On the road: between Chicago and SXSW.

I’m aboard an RV, on a two-lane highway between Springfield, Mo., and Rogers, Ark., and forcing myself to sit and just. type. words. for the rest of the time we’re on the road tonight.

It’s 9 p.m., and there are seven people illuminated by the horrid fluorescent camp lighting inside the RV. Jason is driving; Jon is navigating in the passenger seat. Tim is sipping a milkshake he picked up at the truck stop; Rob’s face is illuminated by whatever article he’s reading on his iPad. Melissa and Roger are across from me, snuggling platonically. Most everyone’s found the Internet somewhere. And then there’s Phil. He’s from England, and…

Phil has me thinking tonight. About what the hell I’m doing with my life. Not that I needed the help questioning myself.

I wake up every morning thinking, “What’s my motivation?”

Including this morning, when I woke up tangled up in the starched white sheets of a Hampton Inn queen bed — and tangled in the white wires of my earbuds, to save myself from the snoring.

 

Along for the ride

Our ultimate destination — which will be broken up by stops at the Wal-Mart home office in Bentonville, Ark., and a casino at the Choctaw Indian Reservation — is South by Southwest in Austin, Texas.

Mostly, I’m along for the ride: I didn’t buy a badge to the conference, and actually, I know next to nothing about what we’re driving into.

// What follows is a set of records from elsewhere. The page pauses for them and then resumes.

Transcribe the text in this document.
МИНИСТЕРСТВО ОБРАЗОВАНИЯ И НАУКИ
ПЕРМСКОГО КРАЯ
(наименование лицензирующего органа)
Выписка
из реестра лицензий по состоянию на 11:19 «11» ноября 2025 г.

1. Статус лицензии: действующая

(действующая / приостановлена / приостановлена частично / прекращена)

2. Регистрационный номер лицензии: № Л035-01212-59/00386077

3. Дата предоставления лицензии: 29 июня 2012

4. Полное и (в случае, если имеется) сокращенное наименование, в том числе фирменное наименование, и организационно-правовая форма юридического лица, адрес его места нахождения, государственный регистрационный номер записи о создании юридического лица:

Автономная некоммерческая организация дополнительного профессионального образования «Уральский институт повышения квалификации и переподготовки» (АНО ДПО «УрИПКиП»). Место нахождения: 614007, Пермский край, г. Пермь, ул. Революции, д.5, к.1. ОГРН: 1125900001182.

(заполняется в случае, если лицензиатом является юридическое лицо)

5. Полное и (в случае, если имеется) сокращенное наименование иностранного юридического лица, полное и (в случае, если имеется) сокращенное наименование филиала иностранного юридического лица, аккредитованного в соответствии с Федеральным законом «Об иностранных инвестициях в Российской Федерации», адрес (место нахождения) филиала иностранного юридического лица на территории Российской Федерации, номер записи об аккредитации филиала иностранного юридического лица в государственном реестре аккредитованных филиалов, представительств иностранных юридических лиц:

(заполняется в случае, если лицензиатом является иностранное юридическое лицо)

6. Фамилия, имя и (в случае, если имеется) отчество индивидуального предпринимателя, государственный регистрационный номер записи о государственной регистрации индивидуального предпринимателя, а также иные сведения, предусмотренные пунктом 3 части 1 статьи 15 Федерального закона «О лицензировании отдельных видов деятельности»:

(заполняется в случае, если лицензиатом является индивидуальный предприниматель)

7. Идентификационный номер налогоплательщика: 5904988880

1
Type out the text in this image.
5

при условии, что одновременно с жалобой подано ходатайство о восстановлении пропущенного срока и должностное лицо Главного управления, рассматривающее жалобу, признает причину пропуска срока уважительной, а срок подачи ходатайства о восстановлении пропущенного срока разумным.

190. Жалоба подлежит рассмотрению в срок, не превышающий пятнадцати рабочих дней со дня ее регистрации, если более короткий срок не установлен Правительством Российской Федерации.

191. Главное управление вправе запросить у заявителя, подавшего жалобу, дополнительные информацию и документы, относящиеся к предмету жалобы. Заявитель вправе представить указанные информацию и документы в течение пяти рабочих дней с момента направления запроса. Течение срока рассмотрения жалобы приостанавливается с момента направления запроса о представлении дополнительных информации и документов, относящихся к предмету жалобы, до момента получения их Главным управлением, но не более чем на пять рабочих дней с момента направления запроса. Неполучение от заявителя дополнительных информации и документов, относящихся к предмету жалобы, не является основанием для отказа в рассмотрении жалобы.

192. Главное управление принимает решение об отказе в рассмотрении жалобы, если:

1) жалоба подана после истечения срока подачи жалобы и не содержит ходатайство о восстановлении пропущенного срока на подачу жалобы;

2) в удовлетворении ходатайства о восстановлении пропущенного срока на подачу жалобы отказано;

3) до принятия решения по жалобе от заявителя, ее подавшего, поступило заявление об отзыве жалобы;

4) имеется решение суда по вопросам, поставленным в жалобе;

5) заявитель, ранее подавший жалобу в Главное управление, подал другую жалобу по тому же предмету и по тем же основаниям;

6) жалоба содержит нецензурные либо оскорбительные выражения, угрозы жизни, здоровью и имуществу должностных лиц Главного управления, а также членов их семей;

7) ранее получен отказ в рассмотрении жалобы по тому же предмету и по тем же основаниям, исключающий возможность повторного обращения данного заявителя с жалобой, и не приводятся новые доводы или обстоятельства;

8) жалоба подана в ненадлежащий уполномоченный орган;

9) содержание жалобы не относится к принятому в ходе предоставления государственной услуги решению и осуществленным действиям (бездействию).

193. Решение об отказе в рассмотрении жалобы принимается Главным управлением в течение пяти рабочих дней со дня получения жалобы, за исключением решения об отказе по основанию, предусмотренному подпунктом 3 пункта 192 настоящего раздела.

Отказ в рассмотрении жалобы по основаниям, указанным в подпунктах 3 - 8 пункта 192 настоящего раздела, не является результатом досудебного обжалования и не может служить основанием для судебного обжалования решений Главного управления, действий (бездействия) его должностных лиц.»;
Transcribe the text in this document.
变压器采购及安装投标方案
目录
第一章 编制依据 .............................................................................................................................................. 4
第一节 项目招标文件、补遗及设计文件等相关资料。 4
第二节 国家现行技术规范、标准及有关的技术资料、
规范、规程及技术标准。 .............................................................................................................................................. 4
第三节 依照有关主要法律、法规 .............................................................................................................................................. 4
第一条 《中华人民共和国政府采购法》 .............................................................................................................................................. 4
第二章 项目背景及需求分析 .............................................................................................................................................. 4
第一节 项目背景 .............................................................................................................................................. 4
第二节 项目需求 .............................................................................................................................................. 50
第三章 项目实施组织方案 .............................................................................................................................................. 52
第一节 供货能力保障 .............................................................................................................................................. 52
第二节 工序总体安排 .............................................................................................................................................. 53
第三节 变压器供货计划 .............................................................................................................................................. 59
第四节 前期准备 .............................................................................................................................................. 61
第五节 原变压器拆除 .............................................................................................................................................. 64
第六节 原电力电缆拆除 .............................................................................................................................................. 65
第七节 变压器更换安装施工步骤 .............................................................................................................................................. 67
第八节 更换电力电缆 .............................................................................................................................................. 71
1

It sounded like an adventure, and I needed an adventure. (To my mother, apparently, I needed an excuse to waste money I didn’t really have in the first place.)

And they picked me.

I applied for this trip, called RVSX, on a whim — and they picked me. I don’t even remember what I put in my application. But they thought I was interesting enough, compelling enough, game enough to submit myself to 10 days of shenanigans and cameras in my face.

 

Who would turn down an adventure?

At times this whole trip feels like a recipe for self destruction, endless days on the road with limited power supply and Internet that’s spotty at best. When I have one brand-new client ramping up, another winding down with the entire month’s remaining payment on the line.

In the days leading up to our departure, I suffered near panic attacks that I’d made the  wrong choice in choosing to spend $600 and take 10 days away from Mark and the cats to go on this adventure.

 

Which is silly.

Because $600 for 10 days of shenanigans — and the “free” time to do it — is something many don’t even have the opportunity to do.

And I hear there are tacos there in Austin. Tacos and barbecue. And people to meet. Maybe someone there will know what the hell I’m supposed to be doing with my life.

 

Something incredible

“I’ll do something incredible. I’ll do something incredible…that blows God’s freakin’ mind.”

I’ve been listening to the soundtrack to The Book of Mormon since Mark took me to see it a week and a half ago, and this song, “You and Me (But Mostly Me),” has been on repeat since I sat down to write.

The two main characters are entirely at odds with each other, one armed with this divine, selfish purpose to change the world, and the other with this somewhat hapless, innate, innocent sense of good he doesn’t even know he possesses. You can guess which one actually saves the day in the end.

And I’m stuck somewhere in the middle.

At this point, I’m along for the ride, but lord, I want to find that purpose and actually…do something. Mean something.